Source attribution of air pollution using a generalized additive model and particle trajectory clusters.

Abstract

Speciated hourly measurements of fine aerosols were made for more than two years at an urban, an industrial and a port site in Busan, Korea. A Generalized Additive Model (GAM) was designed to deconvolve factors contributing to the pollutant concentrations at multiple scales. The model yields estimates of source contributions to pollution by separately identifying the signals in the time series due to meteorology, vertical mixing, horizontal wind transport and temporal variations such as diurnal, weekly, seasonal and annual trends. The GAM model was expanded to include FLEXPART back trajectory clusters generated using fuzzy c-means clustering. This made it possible to quantify the impact of long-range transport using the Trajectory Cluster Contribution Function (TCCF). TCCF provides a development of methods such as Concentration Field Analysis and Potential Source Contribution Function by providing numerical estimates of concentration changes associated with different air mass transport patterns while accounting for possible confounding factors from meteorology. The GAM simulations identified the importance of local transport for primary pollutants and long-range transport from China for secondary pollutants.
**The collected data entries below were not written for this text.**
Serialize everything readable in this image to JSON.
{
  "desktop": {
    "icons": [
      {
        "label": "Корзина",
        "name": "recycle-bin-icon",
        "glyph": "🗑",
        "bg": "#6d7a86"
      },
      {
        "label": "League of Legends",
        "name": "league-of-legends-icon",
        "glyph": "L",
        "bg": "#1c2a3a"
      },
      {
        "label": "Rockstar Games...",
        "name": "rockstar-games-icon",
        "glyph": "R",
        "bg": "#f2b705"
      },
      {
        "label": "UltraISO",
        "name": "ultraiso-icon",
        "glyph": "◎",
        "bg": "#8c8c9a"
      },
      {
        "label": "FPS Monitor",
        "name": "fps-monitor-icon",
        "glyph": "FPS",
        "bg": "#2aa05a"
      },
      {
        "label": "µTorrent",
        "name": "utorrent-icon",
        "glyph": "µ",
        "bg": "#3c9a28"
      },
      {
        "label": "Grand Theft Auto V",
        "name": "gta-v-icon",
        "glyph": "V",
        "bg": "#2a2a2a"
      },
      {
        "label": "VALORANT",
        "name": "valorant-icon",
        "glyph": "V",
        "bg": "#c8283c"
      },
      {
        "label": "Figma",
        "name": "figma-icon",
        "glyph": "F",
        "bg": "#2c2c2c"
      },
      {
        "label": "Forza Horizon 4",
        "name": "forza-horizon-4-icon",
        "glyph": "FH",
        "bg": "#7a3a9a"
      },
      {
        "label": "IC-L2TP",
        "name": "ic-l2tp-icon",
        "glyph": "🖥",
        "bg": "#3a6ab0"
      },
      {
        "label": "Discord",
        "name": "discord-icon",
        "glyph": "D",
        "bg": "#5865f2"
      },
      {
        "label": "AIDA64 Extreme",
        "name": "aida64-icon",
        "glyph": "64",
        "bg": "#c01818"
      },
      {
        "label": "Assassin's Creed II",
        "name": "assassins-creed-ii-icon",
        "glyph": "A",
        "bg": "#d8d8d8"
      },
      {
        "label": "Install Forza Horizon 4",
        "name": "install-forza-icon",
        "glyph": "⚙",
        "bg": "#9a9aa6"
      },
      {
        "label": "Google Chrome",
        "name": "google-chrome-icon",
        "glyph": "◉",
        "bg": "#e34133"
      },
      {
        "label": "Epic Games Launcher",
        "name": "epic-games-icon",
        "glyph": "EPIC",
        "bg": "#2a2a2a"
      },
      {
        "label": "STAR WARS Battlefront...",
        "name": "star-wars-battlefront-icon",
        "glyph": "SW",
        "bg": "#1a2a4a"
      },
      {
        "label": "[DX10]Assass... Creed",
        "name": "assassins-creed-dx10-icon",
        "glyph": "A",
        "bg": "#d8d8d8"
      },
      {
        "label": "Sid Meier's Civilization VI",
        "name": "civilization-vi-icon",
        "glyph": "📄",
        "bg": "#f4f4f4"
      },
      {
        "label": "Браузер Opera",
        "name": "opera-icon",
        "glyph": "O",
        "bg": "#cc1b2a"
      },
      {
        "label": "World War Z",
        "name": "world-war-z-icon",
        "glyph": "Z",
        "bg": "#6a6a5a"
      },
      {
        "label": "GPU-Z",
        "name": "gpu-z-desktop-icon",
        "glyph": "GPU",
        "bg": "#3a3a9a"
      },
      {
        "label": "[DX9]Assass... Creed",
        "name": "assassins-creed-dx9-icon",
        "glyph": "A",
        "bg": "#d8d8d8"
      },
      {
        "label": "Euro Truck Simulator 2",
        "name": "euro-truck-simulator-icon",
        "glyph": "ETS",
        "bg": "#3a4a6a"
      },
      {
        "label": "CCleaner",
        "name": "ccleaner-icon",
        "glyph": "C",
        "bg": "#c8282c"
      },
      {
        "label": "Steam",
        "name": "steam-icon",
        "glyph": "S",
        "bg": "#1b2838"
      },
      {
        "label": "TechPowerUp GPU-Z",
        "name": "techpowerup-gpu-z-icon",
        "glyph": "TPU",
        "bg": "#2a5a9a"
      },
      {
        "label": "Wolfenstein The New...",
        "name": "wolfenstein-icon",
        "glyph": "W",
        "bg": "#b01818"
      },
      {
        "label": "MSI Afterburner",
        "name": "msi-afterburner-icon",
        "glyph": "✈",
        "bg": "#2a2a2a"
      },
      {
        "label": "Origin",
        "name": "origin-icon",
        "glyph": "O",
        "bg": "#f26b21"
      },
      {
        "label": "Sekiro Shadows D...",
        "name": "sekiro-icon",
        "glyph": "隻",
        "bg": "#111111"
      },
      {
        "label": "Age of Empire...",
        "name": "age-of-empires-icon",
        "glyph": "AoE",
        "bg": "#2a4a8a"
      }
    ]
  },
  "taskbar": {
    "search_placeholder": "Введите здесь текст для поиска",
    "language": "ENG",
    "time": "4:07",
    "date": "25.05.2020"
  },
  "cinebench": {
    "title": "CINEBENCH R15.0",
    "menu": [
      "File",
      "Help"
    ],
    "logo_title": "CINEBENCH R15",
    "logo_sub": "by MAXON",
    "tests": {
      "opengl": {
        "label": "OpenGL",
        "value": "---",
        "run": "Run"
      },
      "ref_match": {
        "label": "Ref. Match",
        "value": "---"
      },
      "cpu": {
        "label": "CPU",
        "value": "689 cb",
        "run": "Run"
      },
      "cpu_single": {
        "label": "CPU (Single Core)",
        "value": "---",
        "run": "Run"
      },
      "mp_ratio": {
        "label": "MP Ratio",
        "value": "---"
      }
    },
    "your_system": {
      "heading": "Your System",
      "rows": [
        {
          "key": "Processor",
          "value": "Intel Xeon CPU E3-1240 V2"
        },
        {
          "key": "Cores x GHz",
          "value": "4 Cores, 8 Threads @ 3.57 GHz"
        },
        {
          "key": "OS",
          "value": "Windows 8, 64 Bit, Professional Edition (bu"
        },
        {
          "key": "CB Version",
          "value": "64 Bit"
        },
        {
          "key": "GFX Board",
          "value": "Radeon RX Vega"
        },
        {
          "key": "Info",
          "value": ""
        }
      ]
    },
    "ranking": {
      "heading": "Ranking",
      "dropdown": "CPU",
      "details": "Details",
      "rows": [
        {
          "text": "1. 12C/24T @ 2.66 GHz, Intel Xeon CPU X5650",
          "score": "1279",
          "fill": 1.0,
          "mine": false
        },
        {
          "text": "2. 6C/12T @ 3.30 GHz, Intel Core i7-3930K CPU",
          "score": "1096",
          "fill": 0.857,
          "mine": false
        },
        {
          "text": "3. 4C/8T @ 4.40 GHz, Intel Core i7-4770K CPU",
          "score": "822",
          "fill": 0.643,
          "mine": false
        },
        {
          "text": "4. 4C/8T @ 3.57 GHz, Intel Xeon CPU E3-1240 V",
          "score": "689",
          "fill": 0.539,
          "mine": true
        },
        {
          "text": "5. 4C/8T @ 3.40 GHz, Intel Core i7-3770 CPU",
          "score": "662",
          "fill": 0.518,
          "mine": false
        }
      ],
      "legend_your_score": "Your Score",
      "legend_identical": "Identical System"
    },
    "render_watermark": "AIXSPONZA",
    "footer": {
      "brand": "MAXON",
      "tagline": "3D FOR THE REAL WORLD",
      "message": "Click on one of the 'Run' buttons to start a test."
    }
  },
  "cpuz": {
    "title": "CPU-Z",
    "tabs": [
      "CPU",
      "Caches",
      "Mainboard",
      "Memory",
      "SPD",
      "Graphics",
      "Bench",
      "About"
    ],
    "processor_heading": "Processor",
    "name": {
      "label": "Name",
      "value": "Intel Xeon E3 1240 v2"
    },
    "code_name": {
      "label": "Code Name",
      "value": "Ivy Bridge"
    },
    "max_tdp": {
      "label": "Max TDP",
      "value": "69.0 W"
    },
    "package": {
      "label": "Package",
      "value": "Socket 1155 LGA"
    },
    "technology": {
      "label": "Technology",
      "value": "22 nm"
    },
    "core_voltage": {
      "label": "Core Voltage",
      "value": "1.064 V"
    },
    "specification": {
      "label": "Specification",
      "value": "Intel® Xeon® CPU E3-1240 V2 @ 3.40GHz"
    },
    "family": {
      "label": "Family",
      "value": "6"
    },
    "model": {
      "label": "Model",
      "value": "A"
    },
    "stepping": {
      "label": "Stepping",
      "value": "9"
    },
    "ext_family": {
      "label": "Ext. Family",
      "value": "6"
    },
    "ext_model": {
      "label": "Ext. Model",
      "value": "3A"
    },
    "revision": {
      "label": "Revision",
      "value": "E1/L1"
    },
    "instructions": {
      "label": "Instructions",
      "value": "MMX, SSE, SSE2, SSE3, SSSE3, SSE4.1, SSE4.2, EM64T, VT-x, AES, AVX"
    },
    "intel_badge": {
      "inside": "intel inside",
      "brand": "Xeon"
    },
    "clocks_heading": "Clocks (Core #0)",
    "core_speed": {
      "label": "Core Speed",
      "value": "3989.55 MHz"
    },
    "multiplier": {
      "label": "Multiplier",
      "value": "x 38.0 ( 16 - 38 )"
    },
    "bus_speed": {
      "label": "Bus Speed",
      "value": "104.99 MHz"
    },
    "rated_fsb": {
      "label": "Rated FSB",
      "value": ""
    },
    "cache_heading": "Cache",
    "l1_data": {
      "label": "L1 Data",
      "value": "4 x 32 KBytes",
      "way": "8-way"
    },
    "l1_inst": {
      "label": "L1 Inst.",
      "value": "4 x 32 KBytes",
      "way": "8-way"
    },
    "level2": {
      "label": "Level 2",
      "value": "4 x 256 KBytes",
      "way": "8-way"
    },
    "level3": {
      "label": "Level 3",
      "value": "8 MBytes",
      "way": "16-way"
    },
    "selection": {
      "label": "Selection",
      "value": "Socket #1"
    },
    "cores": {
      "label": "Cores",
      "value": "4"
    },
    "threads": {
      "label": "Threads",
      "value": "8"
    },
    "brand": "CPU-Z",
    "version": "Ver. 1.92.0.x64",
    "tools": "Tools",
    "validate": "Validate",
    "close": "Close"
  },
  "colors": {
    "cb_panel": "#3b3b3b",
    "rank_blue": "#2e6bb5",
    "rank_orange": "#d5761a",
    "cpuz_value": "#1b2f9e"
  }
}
Local factors accounted for up to 72% of the variance in concentrations of NO2 and elemental carbon whereas large-scale/seasonal factors accounted for up to 56% of PM2.5 and 80% of inorganic species. The algorithm further identified the importance of the weekend effect and the holiday effect at the different sites in Busan. The residual from the analysis was used to estimate the impact of the COVID-19 pandemic. The signature of the pandemic was different between the pollutants as well as from site to site. The model was able to distinguish small impacts from local pollutants at the residential site; short-lived acute impacts from industrial changes; and longer-term changes due to the early pandemic response in China.